Venezuela’s Reformed Communal Council Law Aims at Increasing Participation

On Tuesday the Venezuelan National Assembly passed a reform to the Community Council Law transferring the financial management of the councils from communal banks to finance commissions, and aiming to solve the problems that arose during the councils’ prolific expansion over the past three years.
Dario Vivas, President of the Citizen Participation Commission  (VTV)

Mérida, November 25th 2009 (Venezuelanalysis.com) — On Tuesday the Venezuelan National Assembly passed a reform to the Community Council Law transferring the financial management of the councils from communal banks to finance commissions, and aiming to solve the problems that arose during the councils’ prolific expansion over the past three years.

Discussion of the law reform began early this year. The first proposal was submitted to scrutiny in 2,500 local discussion forums in which more than sixty thousand spokespeople from tens of thousands of existing community councils participated, according to the president of the National Assembly Commission for Citizen Participation, Dario Vivas.

The original Community Council Law was passed in 2006 and led to the emergence of tens of thousands of councils which succeeded in providing direct services to community members in need, such as home repairs, health care and food assistance. However, not all councils have achieved integral and sustained community organization.

According to the new law, community council finances will continue to come primarily from the government and state-funded foundations, but they will no longer be managed by communal banks that are governed by the Law on Cooperatives. Instead, an elected, five-member Community Financial Administrative Unit that is ascribed directly to the council will manage the funds.

The new law establishes more financial regulations so as to prevent corruption, and to assure that the financial officers “privilege social interest over accumulation of capital.”

In order to stimulate broader community participation, the new law establishes a quorum of 30% for the major decisions of the community assembly. It specifies that the elected spokespeople of the council are coordinators, not decision-makers, and it is the community assembly that approves the community development plans, to which the spokespeople are bound.

In addition, the new law establishes procedures by which the community assembly or the anti-corruption commission may revoke spokespeople’s mandates in response to corruption, electoral tampering, failure to strictly adhere to the community development plan, and other infractions. 

In contrast to the original law, the new law explicitly states that the community councils are to help promote new forms of “social, popular, and alternative economy” as well as tax-exempt productive enterprises of “social property, based on the potentialities of their community, oriented toward the satisfaction of collective needs.”  

The councils may also organize “socio-productive networks,” which represent the “integration of productive processes of the community socio-productive organizations,” in accordance with “new, sustainable relations of production, distribution, exchange, and consumption that contribute to the strengthening of popular power,” the law says.

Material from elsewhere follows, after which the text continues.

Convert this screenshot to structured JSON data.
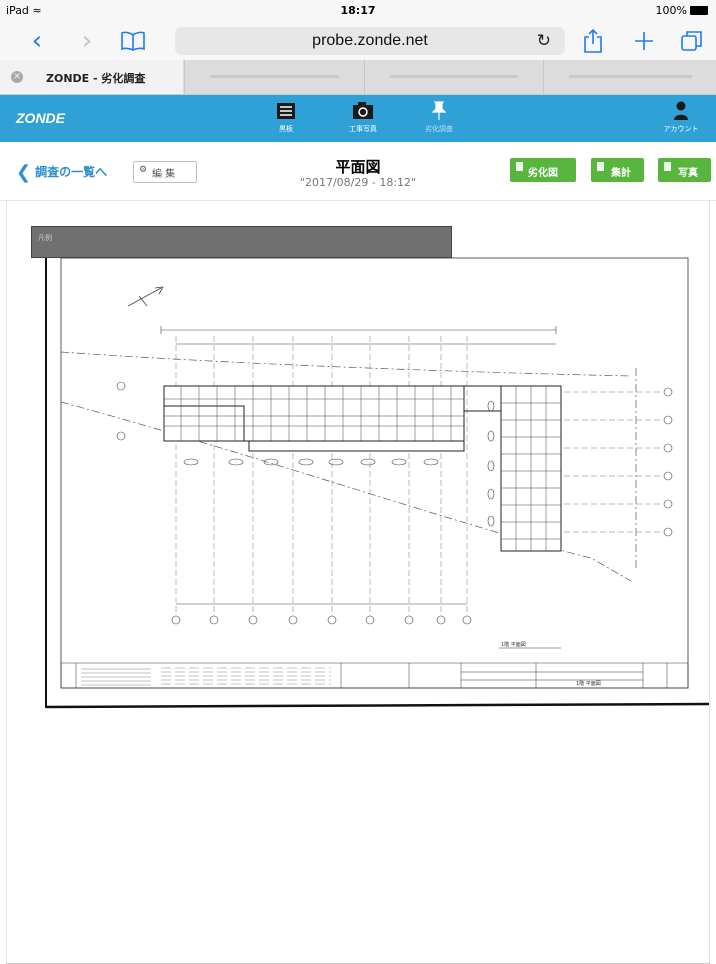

In the legal definition of the community council, the reformed law says the councils will participate “in the construction of the new socialist model of a society of equality, equity, and social justice,” whereas the original law simply said “in the construction of a society of equity and social justice.”

The new law also adds several principles according to which the councils are expected to operate. These include democracy, national identity, free debate of ideas, humanism, collectivism, the common good, freedom, and the “the goal of establishing the socio-political basis of socialism that consolidates a new political, social, cultural, and economic model.” It also preserves the principles of cooperation, solidarity, transparency, honesty, efficiency, and gender equality which the original law stipulated.

With regard to the division of power within the councils, the new law adds a fifth branch to the original four branches. The original four branches include the community assembly, the executive unit, the anti-corruption unit, and the financial unit. The new fifth branch, called the “community coordination collective,” is charged with galvanizing community organization, informing and training community members, and coordinating with the local community-based “militias,” or army reserves.

Other minor changes include the lowering of the required number of families to establish a community council from 200 to 150, and more detailed procedures for community elections and the registration of councils, including restrictions on the reasons for which a council may be denied legal registration.

The law also establishes a formal “cycle” through which community council work is expected to pass. The cycle includes the “diagnosis” of community needs, the creation of a community development plan, the approval of the budget for the plan, the execution of the plan, and the process of collective vigilance to root out corruption and assure the fulfillment of the plan.

Existing councils have 180 days to re-register with the state under the new law, and communal banks must transfer their funds to the community council and dissolve within a month.